I have grown to have a deep appreciation for the kind of games you can regularly complete while still falling well short of meaningfully winning.  What I mean by “meaningfully winning” is winning with with aplomb, with flair.  These types of games usually have a game end mechanic by which you can be said to have successfully completed the game followed by a scale that determines just how well you did so.

They’re typically co-ops because the only metric that matters in a PvP game of any kind is the highest score.  That highest score doesn’t even have to be that impressive, it just has to exceed every other score at the table.
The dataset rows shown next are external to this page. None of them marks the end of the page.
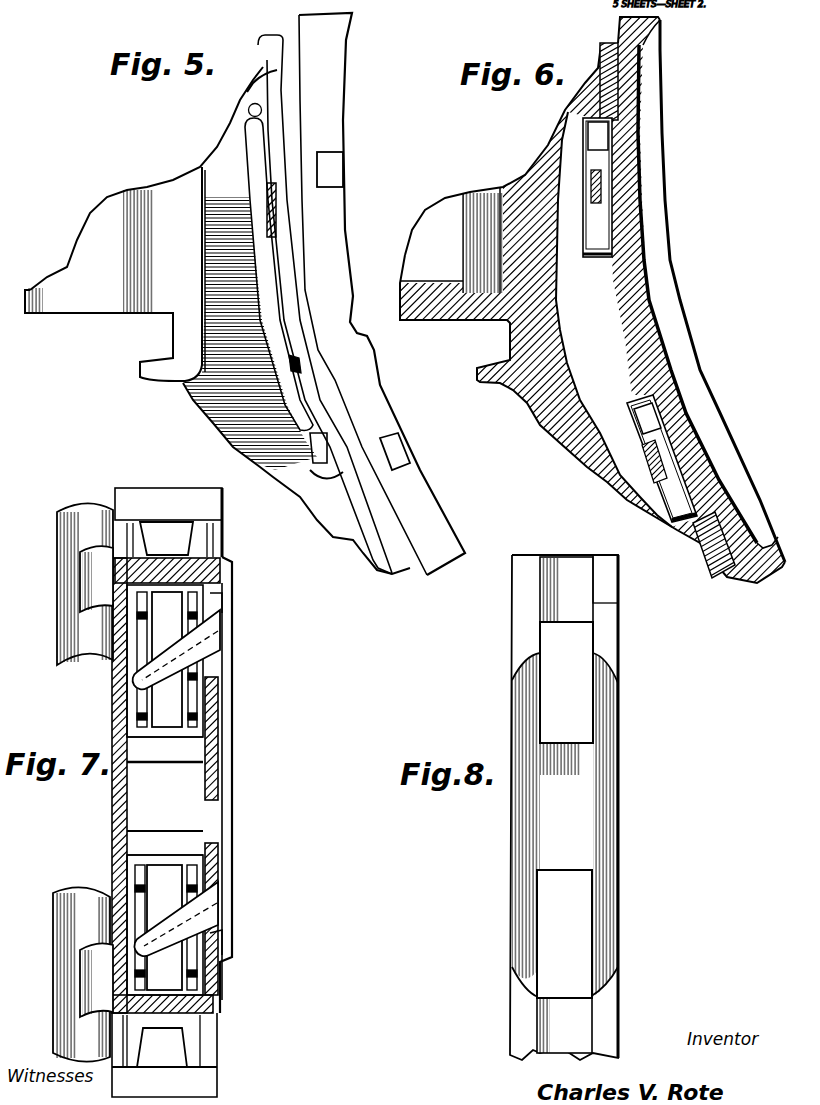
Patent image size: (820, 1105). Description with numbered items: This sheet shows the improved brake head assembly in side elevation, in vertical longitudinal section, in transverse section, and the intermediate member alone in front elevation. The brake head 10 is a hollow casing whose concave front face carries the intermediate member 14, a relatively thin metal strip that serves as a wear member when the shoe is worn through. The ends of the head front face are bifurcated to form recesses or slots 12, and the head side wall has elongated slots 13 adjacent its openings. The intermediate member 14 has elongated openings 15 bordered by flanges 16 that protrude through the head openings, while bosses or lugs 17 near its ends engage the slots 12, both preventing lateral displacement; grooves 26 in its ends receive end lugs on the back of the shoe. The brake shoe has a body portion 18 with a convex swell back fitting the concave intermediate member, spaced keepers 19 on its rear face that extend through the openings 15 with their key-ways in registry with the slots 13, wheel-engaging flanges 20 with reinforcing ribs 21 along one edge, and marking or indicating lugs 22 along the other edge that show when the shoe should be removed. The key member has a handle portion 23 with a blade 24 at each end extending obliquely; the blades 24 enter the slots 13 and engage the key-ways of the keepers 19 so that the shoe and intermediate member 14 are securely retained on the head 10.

In FIG. 5, the brake head 10 is at (217, 320).
In FIG. 6, the brake head 10 is at (410, 481).
In FIG. 7, the brake head 10 is at (220, 720).
In FIG. 7, the recesses or slots 12 is at (197, 528).
In FIG. 5, the elongated slots 13 is at (250, 107).
In FIG. 7, the elongated slots 13 is at (213, 603).
In FIG. 5, the intermediate member 14 is at (283, 102).
In FIG. 6, the intermediate member 14 is at (622, 330).
In FIG. 7, the intermediate member 14 is at (200, 698).
In FIG. 8, the intermediate member 14 is at (610, 797).
In FIG. 8, the elongated openings 15 is at (564, 934).
In FIG. 6, the flanges 16 is at (600, 133).
In FIG. 7, the flanges 16 is at (197, 672).
In FIG. 8, the flanges 16 is at (566, 682).
In FIG. 6, the bosses or lugs 17 is at (603, 45).
In FIG. 7, the bosses or lugs 17 is at (170, 522).
In FIG. 8, the bosses or lugs 17 is at (565, 805).
In FIG. 5, the body portion 18 is at (333, 208).
In FIG. 6, the body portion 18 is at (711, 291).
In FIG. 7, the body portion 18 is at (168, 492).
In FIG. 6, the keepers 19 is at (585, 148).
In FIG. 7, the keepers 19 is at (167, 594).
In FIG. 7, the wheel-engaging flanges 20 is at (60, 630).
In FIG. 7, the reinforcing ribs 21 is at (98, 580).
In FIG. 5, the marking or indicating lugs 22 is at (330, 163).
In FIG. 5, the handle portion 23 is at (258, 228).
In FIG. 7, the handle portion 23 is at (230, 773).
In FIG. 6, the blade 24 is at (600, 183).
In FIG. 7, the blade 24 is at (202, 633).
In FIG. 8, the recesses or grooves 26 is at (623, 605).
The games I’m talking about are so much fun because gameplay is about more than just finishing; its about excelling.  You and your friends aren’t just trying to successfully complete a game, but are also aggregating a rank within it.  The game designers have built in a grading system.  Will you flounder (insert sad trombone sound effect) or will you conquer?


A quick glance at the grading system within the rulebook establishes the secondary goal of whatever the game might be.  In Deadline, for example, you and your partners are working together to solve a crime.  To do so you unearth clues and have to stitch together a narrative that matches that found within the Solutions Book by answering a handful of questions correctly from the Case Questions book.  

Doing so with any measure of correctness – including none at all! – means you’ve completed the case.  But are you a Gumshoes, Investigators, Sleuths, or Master Detectives?  You can miss every last question and be Gumshoes.  Or you can get all of them right and still only achieve the rank of Sleuths.  Master Detective requires you to answer all questions right and fail 3 or fewer clues.

No one wants to settle for Sleuth, amirite?  Get in there, channel your inner Scooby Doo, and earn yourself that Master Detective Rank like a boss!

When The Grading Scale Laughs At You

Some game designers have fun with this grading system and use it to mock you mercilessly if you perform at or under par for the course.  They too want you to strive for perfection and will make playful japes at your expense if you fall short.

Hanabis scale is like this:

Just look at 11-15!  “Honorable…but no one will remember it.”  More like, “You didn’t do anything worth getting fired for, but we won’t be hiring you again, either.”  Ouch!

Or take a look at the scale from Outpost Amazon:

  • 0-29 Points:  What are you doing out there?!  Back to training!
  • 30-49 Points: You killed more than you captured.  Looks like you are going back for another stint at the Outpost!
  • 50-69 Points: Not too great.
  • 70-79 Points:  You found some good samples!  Try again!
  • 80-89 Points: So close!
  • 90 Points: Perfect score!

You don’t get a positive remark until you capture monsters whose HP totals over three quarters of that available during play.  And this makes some sense if you break this down into a percentage out of 100:

  • 0-29 = 0-32%
  • 30-49 = 33-54%
  • 50-69 = 55-76%
  • 70-79 = 77-87%
  • 80-89 = 88-99%
  • 90 = 100%

Just like in grade school, you really shouldn’t be getting any kudos or congratulations for Cs!

What There Is To Love

The grading scale system grants you some sense of accomplishment upon completion of the game (surviving the Expedition Deck, for example, in Outpost Amazon) while also letting you know that there’s room for improvement.  This significantly ups the replay value of these games and those like them.  Deadline is the one glaring exception because once you read the Solution to any case regardless of your rank, any further attempts at that particular investigation will be false positives because you’ll already know the answers!

But I really do love that incentive.  These games say, Hey, congrats!  You didn’t lose!  But hey, you could do better so try again sometime.  Not losing is kinda great!  Instead of making it feel like the game is getting the best of you, it instead flips the narrative and has the game inviting you to get the better of it.  I love that!